The guideline looks at LDL-C in line with the traditional focus on reaching certain goals through the use of statins when necessary.
"Decisions should be made on a case-by-case basis depending on estimates of likely benefits [versus] risks in individual patients," the guideline authors wrote. "Statin therapy should be calibrated to reach the recommended low-density lipoprotein targets."
When it comes to LDL-C, Rosenzweig views the Endocrine Society's guideline as mostly in sync with the ACC/AHA recommendations, though with more of a focus on particular numerical targets (see table).
In their 2013 guideline on the management of blood cholesterol, the ACC and AHA moved strongly away from treating to LDL-C targets and toward reducing risk by a relative amount using the new risk calculator. However, in an updated guideline for managing blood cholesterol released in November 2018, the ACC/AHA seemed to backtrack, advising some targets for those at very high risk but a relative reduction in LDL-C for lower-risk groups.

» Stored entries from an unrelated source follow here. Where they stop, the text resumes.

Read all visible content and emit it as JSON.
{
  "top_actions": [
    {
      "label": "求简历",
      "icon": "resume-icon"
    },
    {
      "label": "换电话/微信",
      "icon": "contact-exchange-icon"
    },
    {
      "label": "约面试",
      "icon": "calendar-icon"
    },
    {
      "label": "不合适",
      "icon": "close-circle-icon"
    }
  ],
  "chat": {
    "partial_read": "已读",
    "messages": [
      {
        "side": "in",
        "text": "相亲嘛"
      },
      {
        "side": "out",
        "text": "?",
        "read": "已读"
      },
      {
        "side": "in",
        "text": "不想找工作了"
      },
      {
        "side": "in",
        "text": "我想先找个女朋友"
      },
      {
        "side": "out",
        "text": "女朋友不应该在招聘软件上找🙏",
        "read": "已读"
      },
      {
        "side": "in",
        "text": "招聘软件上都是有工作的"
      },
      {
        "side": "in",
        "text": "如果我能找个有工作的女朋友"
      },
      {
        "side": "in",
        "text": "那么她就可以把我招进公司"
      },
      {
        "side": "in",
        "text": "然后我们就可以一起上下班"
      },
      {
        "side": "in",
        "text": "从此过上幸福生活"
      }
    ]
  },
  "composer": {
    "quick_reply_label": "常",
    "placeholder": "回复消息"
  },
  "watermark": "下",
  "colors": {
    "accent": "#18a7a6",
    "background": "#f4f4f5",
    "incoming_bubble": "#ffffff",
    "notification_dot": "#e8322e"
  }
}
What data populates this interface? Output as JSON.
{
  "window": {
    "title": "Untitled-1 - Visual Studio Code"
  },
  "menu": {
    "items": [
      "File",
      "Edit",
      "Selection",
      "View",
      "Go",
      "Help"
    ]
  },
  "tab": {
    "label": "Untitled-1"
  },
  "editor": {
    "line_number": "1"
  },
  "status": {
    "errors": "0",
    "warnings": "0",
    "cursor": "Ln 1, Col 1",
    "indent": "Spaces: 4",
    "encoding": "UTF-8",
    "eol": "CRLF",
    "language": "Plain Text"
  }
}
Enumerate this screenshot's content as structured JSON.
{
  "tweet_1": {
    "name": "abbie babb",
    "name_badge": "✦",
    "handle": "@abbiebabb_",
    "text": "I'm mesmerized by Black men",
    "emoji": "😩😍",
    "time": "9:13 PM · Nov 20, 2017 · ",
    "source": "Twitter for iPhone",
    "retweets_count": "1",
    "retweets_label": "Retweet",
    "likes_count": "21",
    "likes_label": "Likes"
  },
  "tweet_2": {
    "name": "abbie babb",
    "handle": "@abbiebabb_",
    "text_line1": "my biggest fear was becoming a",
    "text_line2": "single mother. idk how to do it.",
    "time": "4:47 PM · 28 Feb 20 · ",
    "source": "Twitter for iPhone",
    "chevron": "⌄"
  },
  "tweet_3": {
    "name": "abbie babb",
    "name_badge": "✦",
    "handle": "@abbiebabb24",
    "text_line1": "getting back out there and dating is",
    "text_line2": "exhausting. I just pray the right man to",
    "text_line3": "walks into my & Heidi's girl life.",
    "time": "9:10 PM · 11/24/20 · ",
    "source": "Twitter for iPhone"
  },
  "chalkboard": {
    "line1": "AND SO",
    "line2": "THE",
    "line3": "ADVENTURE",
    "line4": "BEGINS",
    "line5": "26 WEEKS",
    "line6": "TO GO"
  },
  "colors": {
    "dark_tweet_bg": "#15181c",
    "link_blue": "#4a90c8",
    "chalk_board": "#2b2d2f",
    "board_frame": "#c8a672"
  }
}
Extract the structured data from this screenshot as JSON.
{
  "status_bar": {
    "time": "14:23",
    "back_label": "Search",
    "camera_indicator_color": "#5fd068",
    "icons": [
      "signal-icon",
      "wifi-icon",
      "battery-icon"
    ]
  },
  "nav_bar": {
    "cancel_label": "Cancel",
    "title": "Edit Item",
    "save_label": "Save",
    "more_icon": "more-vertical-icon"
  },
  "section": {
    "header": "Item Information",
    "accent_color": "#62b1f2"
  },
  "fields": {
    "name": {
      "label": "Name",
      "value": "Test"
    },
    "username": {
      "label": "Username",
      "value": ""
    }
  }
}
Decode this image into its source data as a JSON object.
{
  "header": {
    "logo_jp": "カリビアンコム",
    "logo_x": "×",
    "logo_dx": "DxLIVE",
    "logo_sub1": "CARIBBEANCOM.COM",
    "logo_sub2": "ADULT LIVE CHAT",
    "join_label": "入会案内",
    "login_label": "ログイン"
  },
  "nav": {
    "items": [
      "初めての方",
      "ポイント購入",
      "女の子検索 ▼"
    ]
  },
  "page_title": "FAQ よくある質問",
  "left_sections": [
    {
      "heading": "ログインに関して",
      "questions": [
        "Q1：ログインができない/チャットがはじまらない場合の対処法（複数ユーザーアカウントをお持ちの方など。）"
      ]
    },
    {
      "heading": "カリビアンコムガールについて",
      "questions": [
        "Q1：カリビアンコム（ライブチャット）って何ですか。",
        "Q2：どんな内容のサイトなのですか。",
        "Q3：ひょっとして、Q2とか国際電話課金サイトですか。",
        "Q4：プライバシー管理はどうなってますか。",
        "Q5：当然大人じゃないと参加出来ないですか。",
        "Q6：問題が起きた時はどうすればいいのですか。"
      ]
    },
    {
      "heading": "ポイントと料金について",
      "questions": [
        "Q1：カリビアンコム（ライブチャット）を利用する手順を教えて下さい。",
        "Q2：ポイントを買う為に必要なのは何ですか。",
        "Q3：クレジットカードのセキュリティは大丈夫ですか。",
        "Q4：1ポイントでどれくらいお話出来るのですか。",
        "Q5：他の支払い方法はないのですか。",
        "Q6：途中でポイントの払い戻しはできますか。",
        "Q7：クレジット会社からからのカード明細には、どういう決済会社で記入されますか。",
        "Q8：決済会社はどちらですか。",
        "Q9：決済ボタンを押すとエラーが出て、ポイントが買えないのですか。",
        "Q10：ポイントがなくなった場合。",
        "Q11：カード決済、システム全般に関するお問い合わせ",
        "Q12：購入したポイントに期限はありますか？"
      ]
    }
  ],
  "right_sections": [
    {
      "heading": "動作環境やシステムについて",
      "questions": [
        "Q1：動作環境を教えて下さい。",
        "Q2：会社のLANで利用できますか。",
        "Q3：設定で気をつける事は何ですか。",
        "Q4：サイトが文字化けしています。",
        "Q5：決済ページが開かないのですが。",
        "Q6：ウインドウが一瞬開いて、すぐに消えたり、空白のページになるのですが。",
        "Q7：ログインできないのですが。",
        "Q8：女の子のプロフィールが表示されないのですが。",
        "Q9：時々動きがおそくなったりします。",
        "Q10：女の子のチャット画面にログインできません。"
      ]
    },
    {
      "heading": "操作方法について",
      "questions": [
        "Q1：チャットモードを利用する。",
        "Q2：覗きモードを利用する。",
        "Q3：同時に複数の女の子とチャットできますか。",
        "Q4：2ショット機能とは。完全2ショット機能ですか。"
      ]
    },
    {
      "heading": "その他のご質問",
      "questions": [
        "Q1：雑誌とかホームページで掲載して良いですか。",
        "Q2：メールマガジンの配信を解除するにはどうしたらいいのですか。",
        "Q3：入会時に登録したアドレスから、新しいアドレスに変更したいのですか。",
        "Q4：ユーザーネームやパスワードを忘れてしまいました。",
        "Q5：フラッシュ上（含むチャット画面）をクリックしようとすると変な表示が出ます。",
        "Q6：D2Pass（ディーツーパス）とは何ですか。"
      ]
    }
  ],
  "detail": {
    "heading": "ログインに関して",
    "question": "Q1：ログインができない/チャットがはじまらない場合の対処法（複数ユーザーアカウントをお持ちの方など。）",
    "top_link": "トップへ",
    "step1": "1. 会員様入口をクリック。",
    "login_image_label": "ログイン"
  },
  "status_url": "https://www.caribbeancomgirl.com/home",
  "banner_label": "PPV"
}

"There was a tremendous amount of disagreement among various people related to whether or not we should treat to target," Rosenzweig recalled, adding that the latest ACC/AHA stance is more "nuanced."
|Endocrine Society practice guideline: Cholesterol targets|
|Patient profile||LDL-C target or % reduction||Advice for statin treatment|
|Adults with LDL-C ≥ 190 mg/dL||≥ 50% reduction of LDL-C||High intensity|
|Age 40-75, no diabetes, LDL-C 70-189 mg/dL, 10-year ASCVD risk ≥ 7.5%||< 100 mg/dL or ≥ 50% reduction of LDL-C||Moderate or high intensity|
|Age 40-75, no diabetes, LDL-C 70-189 mg/dL, 10-year ASCVD risk 5% to < 7.5%||< 130 mg/dL or 30%-50% reduction of LDL-C||Consider moderate intensity|
|Age > 75, no diabetes, LDL-C 70-189 mg/dL, 10-year ASCVD risk ≥ 7.5%||< 130 mg/dL or 30%-50% reduction of LDL-C||Consider low intensity, after discussion with patient|
Addressing genetic risk
The latest guideline also includes a discussion about the use of genetic risk scores for type 2 diabetes. Genetic information can predict ASCVD and T2DM, the authors noted.
"However, correct implementation of polygenic risk scores for ASCVD/T2DM prediction is rarely seen in clinical practice, likely because there is a lack of data showing that this knowledge will truly change clinical decisions, individual behaviors, and ASCVD/T2DM outcomes," they wrote.
A healthy lifestyle is helpful regardless of genotype, the authors noted.
"Genomics integration may become more promising in primary prevention of ASCVD and T2DM if genetic determinants are identified of the degree of response to lifestyle interventions (such as degree of weight loss or changes in glycemia/lipids) or to specific aspects of behavioral changes (better response to physical activity, specific response to dietary components) to tailor our future interventions," the group concluded.